Deuxièmement, il faudra "souffrir d'une douleur insupportable et réfractaire au traitement". Enfin, le patient devra "être en capacité d'exprimer sa demande de façon libre et éclairée". C'est le patient uniquement qui fera la demande d'aide médicale à mourir à un médecin. Ce dernier devra prendre seul sa décision en ayant simplement pris l'avis d'un autre médecin ainsi que d'un infirmier avant de rendre sa réponse. S'il est admis que le patient répond aux cinq critères cumulatifs, le patient "réitèrera ou non sa demande d'aide à mourir", et "à tous les stades de la demande, on vérifiera que le patient a bien demandé". Il se verra alors prescrire le "produit létal" qui sera, précise Catherine Vautrin, valable pour une durée de trois mois. C'est le patient lui-même qui se l'administrera, sauf s'il n'est pas en état de le faire, auquel cas il pourra désigner un proche.

Des réactions dissonantes

Si l'Association pour le Droit à Mourir dans la Dignité (ADMD) se réjouit de cette "avancée" vers un "nouveau droit", nombreuses sont les voix qui continuent de dénoncer une réforme sociétale dangereuse, à commencer par l'Eglise catholique. La Conférence des évêques de France (CEF) a ainsi annoncé avant le Conseil des ministres la nomination de quatre évêques porte-parole sur le thème particulier de la fin de vie : Mgr Matthieu Rougé, évêque de Nanterre, Mgr Emmanuel Gobilliard, évêque de Digne, Mgr Vincent Jordy, archevêque de Tours, ou encore Mgr Pierre-Antoine Bozo, évêque de Limoges. Pour ce dernier, ce projet de loi signe un "glissement progressif vers une autonomie absolue dans le choix de vivre ou de ne pas vivre. Cette loi va fragiliser considérablement la société, déclare-t-il à Aleteia, car elle pousse tout le monde à se poser une question que nul ne se posait avant : faut-il ou non continuer à vivre ? C'est une mise en danger très grave du bien commun."

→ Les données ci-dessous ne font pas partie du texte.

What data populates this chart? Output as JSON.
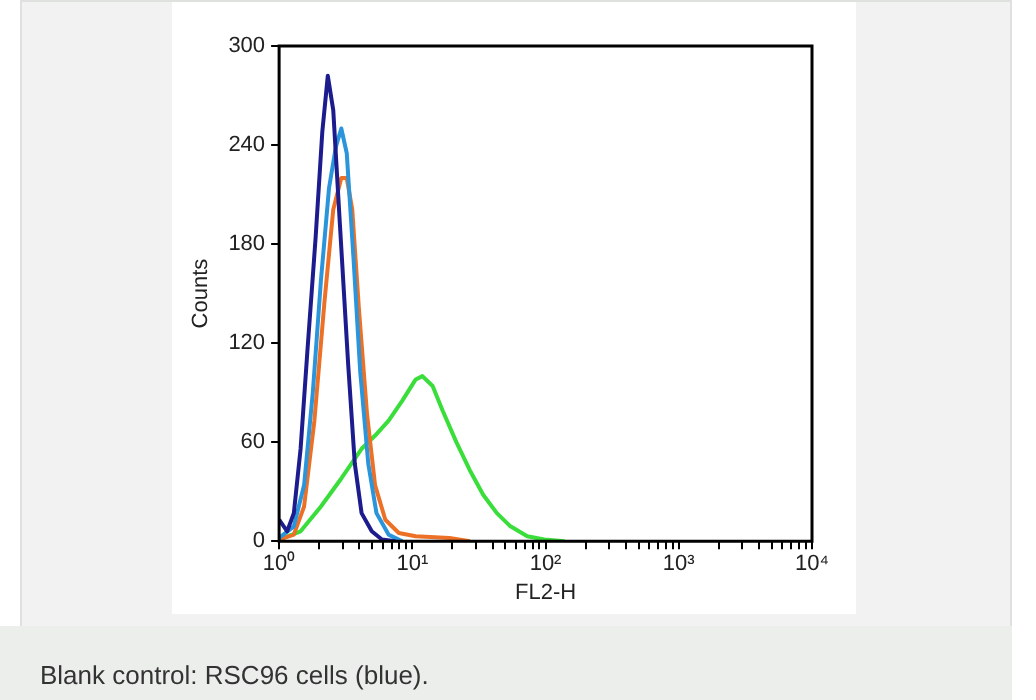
{
  "chart_data": {
    "type": "line",
    "xlabel": "FL2-H",
    "ylabel": "Counts",
    "log": "x",
    "grid": false,
    "legend": false,
    "marker": "none",
    "line_style": "solid",
    "xlim": [
      1,
      10000
    ],
    "ylim": [
      0,
      300
    ],
    "xticks": [
      {
        "value": 1,
        "label": "10⁰"
      },
      {
        "value": 2,
        "label": null
      },
      {
        "value": 3,
        "label": null
      },
      {
        "value": 4,
        "label": null
      },
      {
        "value": 5,
        "label": null
      },
      {
        "value": 6,
        "label": null
      },
      {
        "value": 7,
        "label": null
      },
      {
        "value": 8,
        "label": null
      },
      {
        "value": 9,
        "label": null
      },
      {
        "value": 10,
        "label": "10¹"
      },
      {
        "value": 20,
        "label": null
      },
      {
        "value": 30,
        "label": null
      },
      {
        "value": 40,
        "label": null
      },
      {
        "value": 50,
        "label": null
      },
      {
        "value": 60,
        "label": null
      },
      {
        "value": 70,
        "label": null
      },
      {
        "value": 80,
        "label": null
      },
      {
        "value": 90,
        "label": null
      },
      {
        "value": 100,
        "label": "10²"
      },
      {
        "value": 200,
        "label": null
      },
      {
        "value": 300,
        "label": null
      },
      {
        "value": 400,
        "label": null
      },
      {
        "value": 500,
        "label": null
      },
      {
        "value": 600,
        "label": null
      },
      {
        "value": 700,
        "label": null
      },
      {
        "value": 800,
        "label": null
      },
      {
        "value": 900,
        "label": null
      },
      {
        "value": 1000,
        "label": "10³"
      },
      {
        "value": 2000,
        "label": null
      },
      {
        "value": 3000,
        "label": null
      },
      {
        "value": 4000,
        "label": null
      },
      {
        "value": 5000,
        "label": null
      },
      {
        "value": 6000,
        "label": null
      },
      {
        "value": 7000,
        "label": null
      },
      {
        "value": 8000,
        "label": null
      },
      {
        "value": 9000,
        "label": null
      },
      {
        "value": 10000,
        "label": "10⁴"
      }
    ],
    "yticks": [
      0,
      60,
      120,
      180,
      240,
      300
    ],
    "series": [
      {
        "color": "#1c1c8e",
        "x": [
          1.0,
          1.15,
          1.29,
          1.45,
          1.63,
          1.88,
          2.11,
          2.32,
          2.55,
          2.86,
          3.3,
          3.7,
          4.16,
          4.96,
          5.91,
          7.46
        ],
        "values": [
          13,
          6,
          17,
          56,
          115,
          184,
          248,
          282,
          261,
          192,
          107,
          47,
          17,
          6,
          1,
          0
        ]
      },
      {
        "color": "#2b95dc",
        "x": [
          1.0,
          1.29,
          1.54,
          1.79,
          2.06,
          2.37,
          2.67,
          2.93,
          3.22,
          3.62,
          4.06,
          4.67,
          5.38,
          6.63,
          8.4
        ],
        "values": [
          2,
          9,
          34,
          90,
          158,
          214,
          239,
          250,
          235,
          171,
          103,
          47,
          17,
          4,
          0
        ]
      },
      {
        "color": "#ec7126",
        "x": [
          1.0,
          1.29,
          1.54,
          1.84,
          2.19,
          2.55,
          2.93,
          3.22,
          3.54,
          3.97,
          4.57,
          5.25,
          6.27,
          7.92,
          10.6,
          19.0,
          27.0
        ],
        "values": [
          1,
          4,
          21,
          73,
          145,
          201,
          220,
          220,
          201,
          141,
          77,
          34,
          13,
          5,
          3,
          2,
          0
        ]
      },
      {
        "color": "#3ade3a",
        "x": [
          1.0,
          1.45,
          2.06,
          2.93,
          4.16,
          5.26,
          6.64,
          8.39,
          10.6,
          11.9,
          14.2,
          16.9,
          21.4,
          27.0,
          34.1,
          43.1,
          54.5,
          72.9,
          97.7,
          139
        ],
        "values": [
          1,
          6,
          21,
          38,
          56,
          64,
          73,
          85,
          98,
          100,
          94,
          79,
          60,
          43,
          28,
          17,
          9,
          3,
          1,
          0
        ]
      }
    ],
    "annotations": [
      "Blank control: RSC96 cells (blue)."
    ]
  }
}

"Cette loi dit implicitement aux plus fragiles que l'on n'a pas besoin d'eux, qu'ils sont un poids pour la société et que leur fragilité leur fait perdre leur dignité", abonde Mgr Gobilliard entre deux tournées dans les EHPAD de son diocèse. "Je leur dis l'inverse : leur fragilité est rédemptrice. C'est dans l'ultime souffrance qu'il a vécue, cloué sur la Croix, que le Christ a été fécond" poursuit l'évêque de Digne en plaidant pour un meilleur accompagnement des malades, notamment par les soins palliatifs. Le développement de ces soins constitue le premier volet du projet de loi, ce qui risque de mener à de graves cas de conscience pour les parlementaires, alerte Mgr Bozo. "Mélanger euthanasie et soins palliatifs dans un même projet de loi est problématique, car en voulant voter pour améliorer les seconds, les députés et sénateurs devront aussi dire oui à l'aide médicale à mourir", relève l'évêque.

Ce projet de loi doit être accompagné d'une stratégie décennale pour les soins palliatifs, abordée par Catherine Vautrin dans les colonnes du Monde. Le gouvernement veut notamment attribuer aux "soins d'accompagnement" une enveloppe de 1.1 milliard d'euros supplémentaires pour les dix prochaines années, afin d'augmenter l'accès aux soins palliatifs dont sont privés à ce jour 20 départements. Le projet de loi doit être examiné en séance publique à l'Assemblée nationale à partir du 27 mai, deux semaines avant les élections européennes.